00:45:49.380 | Um, and second to that point, uh, everything that's coming out every couple months, there's
00:45:56.020 | like this massive improvement in some API in this stack. And so again, the bet is that like,
00:46:03.620 | well, I can get it as close as possible right now, but I know in six months, it'll be twice as fast
00:46:08.180 | without me doing anything. It's just the rate of innovation and the rate of change in competition
00:46:13.140 | right now for this type of thing is so high. Um, that, that, that'd be a bet that I'm,
00:46:20.260 | I'm taking on and be like, yeah, maybe it's not perfect right now, but it inevitably will be very soon.
00:46:25.540 | Um, all right. Let's see here. What, what time are we at? Okay. Uh, just a couple more minutes. Okay. Um,
00:46:36.020 | any, any other questions I can walk through any of the server stuff, any of the front end code? Yeah.
00:46:41.060 | Yeah, that's a, that's a, I love that. Um, so the question was
00:47:09.940 | a little bit more context about Convex, um, and how it works under the hood, how it distributes its
00:47:18.020 | queries, what kind of, uh, database infrastructure is it running on? So the team that Convex is, um,
00:47:27.540 | it's open source, um, but it's a custom built from the ground up database. It's literally a database
00:47:34.500 | built from scratch to be able to solve all of these, to be able to basically provide this product and
00:47:41.620 | the people who built it. So my, my boss is the CEO and the CTO, Jamie and James. Uh, Jamie's here today.
00:47:47.940 | Actually, he'll be doing a, some, a keynote speak. I joined Convex because of them. They have,
00:47:53.540 | they have this track record that was like mind blowing to me. And it was only about six months
00:48:00.260 | ago. I discovered them. And the more I was reading about it, the more I was like, these guys did what?

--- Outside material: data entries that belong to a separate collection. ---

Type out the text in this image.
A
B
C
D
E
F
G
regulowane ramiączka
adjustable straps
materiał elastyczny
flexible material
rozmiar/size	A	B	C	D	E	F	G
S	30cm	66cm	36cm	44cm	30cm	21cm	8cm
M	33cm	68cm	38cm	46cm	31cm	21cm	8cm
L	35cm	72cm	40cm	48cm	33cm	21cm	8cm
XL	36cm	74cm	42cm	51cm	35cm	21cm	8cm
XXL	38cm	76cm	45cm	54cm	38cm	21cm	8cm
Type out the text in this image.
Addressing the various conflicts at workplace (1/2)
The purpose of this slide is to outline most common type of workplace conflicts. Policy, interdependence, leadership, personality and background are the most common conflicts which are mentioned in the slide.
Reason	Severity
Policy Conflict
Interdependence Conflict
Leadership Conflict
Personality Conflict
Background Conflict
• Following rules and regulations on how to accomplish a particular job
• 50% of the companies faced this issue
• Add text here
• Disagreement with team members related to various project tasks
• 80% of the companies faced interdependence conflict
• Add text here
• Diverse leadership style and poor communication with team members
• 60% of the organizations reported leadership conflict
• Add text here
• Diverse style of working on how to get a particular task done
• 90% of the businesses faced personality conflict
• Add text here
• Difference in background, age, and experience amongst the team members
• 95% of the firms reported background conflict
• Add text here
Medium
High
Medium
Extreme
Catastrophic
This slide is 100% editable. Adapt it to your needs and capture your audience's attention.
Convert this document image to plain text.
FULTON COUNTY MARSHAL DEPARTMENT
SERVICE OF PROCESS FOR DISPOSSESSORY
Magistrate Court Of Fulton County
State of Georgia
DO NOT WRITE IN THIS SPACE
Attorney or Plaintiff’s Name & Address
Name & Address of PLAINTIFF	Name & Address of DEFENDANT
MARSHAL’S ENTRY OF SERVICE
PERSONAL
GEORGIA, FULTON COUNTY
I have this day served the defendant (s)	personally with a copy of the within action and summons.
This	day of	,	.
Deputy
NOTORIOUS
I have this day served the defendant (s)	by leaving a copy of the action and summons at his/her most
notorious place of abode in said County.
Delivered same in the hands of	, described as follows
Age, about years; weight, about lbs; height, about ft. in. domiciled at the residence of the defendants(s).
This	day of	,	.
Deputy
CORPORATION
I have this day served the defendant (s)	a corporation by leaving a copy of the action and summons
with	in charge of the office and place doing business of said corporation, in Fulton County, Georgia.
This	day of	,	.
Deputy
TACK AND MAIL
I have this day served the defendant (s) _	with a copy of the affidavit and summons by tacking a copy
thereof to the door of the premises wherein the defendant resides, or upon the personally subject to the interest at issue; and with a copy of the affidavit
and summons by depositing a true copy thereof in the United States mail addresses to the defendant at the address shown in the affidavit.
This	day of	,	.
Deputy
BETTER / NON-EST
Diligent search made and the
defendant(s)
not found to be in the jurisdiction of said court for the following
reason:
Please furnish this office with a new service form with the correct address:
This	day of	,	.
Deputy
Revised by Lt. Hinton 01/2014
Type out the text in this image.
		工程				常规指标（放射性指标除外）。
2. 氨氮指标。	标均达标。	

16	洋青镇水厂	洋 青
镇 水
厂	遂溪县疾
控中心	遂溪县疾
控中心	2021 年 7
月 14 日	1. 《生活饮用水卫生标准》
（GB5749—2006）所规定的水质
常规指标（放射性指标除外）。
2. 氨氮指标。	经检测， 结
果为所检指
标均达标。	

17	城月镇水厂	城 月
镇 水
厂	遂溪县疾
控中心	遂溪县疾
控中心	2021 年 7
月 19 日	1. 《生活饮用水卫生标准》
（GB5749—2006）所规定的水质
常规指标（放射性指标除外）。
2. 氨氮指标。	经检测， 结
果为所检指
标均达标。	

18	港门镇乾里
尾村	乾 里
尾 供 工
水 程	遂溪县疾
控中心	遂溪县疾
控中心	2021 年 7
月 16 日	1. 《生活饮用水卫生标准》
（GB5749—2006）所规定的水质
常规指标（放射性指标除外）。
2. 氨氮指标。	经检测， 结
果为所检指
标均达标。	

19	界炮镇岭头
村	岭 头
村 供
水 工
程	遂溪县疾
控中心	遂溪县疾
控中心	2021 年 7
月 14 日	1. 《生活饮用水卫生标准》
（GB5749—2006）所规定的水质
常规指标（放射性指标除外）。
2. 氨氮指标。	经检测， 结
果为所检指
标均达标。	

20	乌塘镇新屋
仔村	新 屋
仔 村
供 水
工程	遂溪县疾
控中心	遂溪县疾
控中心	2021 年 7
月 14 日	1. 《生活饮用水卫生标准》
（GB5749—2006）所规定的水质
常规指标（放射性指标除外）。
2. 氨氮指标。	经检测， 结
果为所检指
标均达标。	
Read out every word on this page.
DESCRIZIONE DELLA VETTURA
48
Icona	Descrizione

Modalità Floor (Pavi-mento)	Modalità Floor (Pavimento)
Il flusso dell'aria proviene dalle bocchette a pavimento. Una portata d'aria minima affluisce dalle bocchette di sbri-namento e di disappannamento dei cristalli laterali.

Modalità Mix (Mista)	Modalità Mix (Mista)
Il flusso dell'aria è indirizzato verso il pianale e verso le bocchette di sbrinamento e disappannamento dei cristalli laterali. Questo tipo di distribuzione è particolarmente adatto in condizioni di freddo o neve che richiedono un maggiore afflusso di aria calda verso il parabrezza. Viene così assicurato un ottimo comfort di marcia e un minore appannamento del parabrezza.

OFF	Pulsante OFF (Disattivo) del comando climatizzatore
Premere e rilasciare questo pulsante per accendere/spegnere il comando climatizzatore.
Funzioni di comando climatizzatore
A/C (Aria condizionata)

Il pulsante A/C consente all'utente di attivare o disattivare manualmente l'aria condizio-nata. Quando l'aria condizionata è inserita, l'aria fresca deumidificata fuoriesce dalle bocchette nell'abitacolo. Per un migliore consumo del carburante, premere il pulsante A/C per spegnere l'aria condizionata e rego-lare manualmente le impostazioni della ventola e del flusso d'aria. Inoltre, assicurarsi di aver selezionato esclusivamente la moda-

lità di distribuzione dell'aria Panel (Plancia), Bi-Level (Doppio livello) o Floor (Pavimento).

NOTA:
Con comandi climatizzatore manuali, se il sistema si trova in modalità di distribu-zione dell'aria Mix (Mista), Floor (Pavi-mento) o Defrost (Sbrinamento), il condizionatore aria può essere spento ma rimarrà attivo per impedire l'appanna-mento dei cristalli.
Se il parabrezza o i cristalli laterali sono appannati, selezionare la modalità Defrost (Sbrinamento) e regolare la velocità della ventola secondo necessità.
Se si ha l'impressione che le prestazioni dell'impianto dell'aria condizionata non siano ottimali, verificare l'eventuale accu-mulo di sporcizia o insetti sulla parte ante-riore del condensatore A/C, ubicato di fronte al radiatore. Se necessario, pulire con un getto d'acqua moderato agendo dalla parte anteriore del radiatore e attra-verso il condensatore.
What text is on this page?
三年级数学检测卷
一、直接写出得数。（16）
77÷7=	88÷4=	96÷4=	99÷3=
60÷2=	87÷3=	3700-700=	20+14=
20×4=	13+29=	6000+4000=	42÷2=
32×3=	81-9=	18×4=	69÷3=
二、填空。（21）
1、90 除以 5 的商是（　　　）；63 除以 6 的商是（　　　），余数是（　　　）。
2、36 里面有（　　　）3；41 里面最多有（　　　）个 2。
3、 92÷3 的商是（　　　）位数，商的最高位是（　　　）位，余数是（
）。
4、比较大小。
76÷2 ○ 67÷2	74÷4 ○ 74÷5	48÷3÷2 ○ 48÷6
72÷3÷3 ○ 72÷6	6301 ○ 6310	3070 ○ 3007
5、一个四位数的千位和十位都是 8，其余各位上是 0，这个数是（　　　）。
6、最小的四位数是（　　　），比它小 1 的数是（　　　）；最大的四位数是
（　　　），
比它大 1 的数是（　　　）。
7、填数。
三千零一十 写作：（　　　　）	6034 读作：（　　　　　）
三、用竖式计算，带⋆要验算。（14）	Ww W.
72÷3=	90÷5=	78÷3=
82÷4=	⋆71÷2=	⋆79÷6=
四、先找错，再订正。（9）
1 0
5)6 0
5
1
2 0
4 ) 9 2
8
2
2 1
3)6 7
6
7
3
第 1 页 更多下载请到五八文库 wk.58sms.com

00:48:06.260 | Like they, they built from scratch in Rust, a brand new database. So James, uh, has, uh, his, his PhD
00:48:16.660 | in, uh, database architecture from MIT. And so he was instrumental in basically designing a novel
00:48:23.620 | database to make all of this work. And so the way that it runs is,
00:48:30.020 | it actually runs on, uh, an AWS cluster and it's running the Convex database and application,
00:48:37.140 | which manages all of the WebSocket connections and all of the subscriptions. Um, in terms of like,
00:48:44.420 | literally and physically how it's distributed, I'd love to follow up. Like that's, that's,
00:48:49.140 | it's deeper than my expertise. Um, but we do have some large customers, uh, using it these days.
00:48:58.180 | Um, there haven't been any, uh, fundamental issues at all in terms of its ability to scale. We've been
00:49:05.700 | very, you know, happy with how that's worked out so far. Um, and then, uh, yeah. And so it's,
00:49:12.900 | you could take a look at the, take a look at the open source repo. Um, it's super interesting.
00:49:18.340 | And there's a really great blog post written by, uh, our chief scientist, Sujay called how Convex works.
00:49:25.460 | And it does a deep dive into the architecture of, uh, of the database. Um, and so to be fair,
00:49:33.140 | sometimes people are like, well, like, uh, you know, is that risky not to do like Postgres or something
00:49:39.700 | like that? Um, and it's, it's a bet you'll be taking, but we believe that the, the trade-off there,
00:49:46.180 | the developer ergonomics, the speed, the fact that you're, if you want to start a company, you don't need
00:49:51.860 | your infrastructure engineers, um, to be building infrastructure. You can take your infrastructure
00:49:58.900 | engineers and they can be building your product. They can be building the things. Okay. That's it.
00:50:04.900 | They can be building the things that your customers care about, not worrying about database backups.
00:50:12.820 | Cool. Thank you all so much. I really appreciate, um, your attention and your time. This was,
00:50:18.420 | this was a lot of fun. If you want any help, uh, getting the, the, the repo up and running,
00:50:23.460 | come find me. I'm, I'm happy to help see if we can get it working on somebody else's machine.
00:50:30.340 | Right. Okay. Thank you all very much.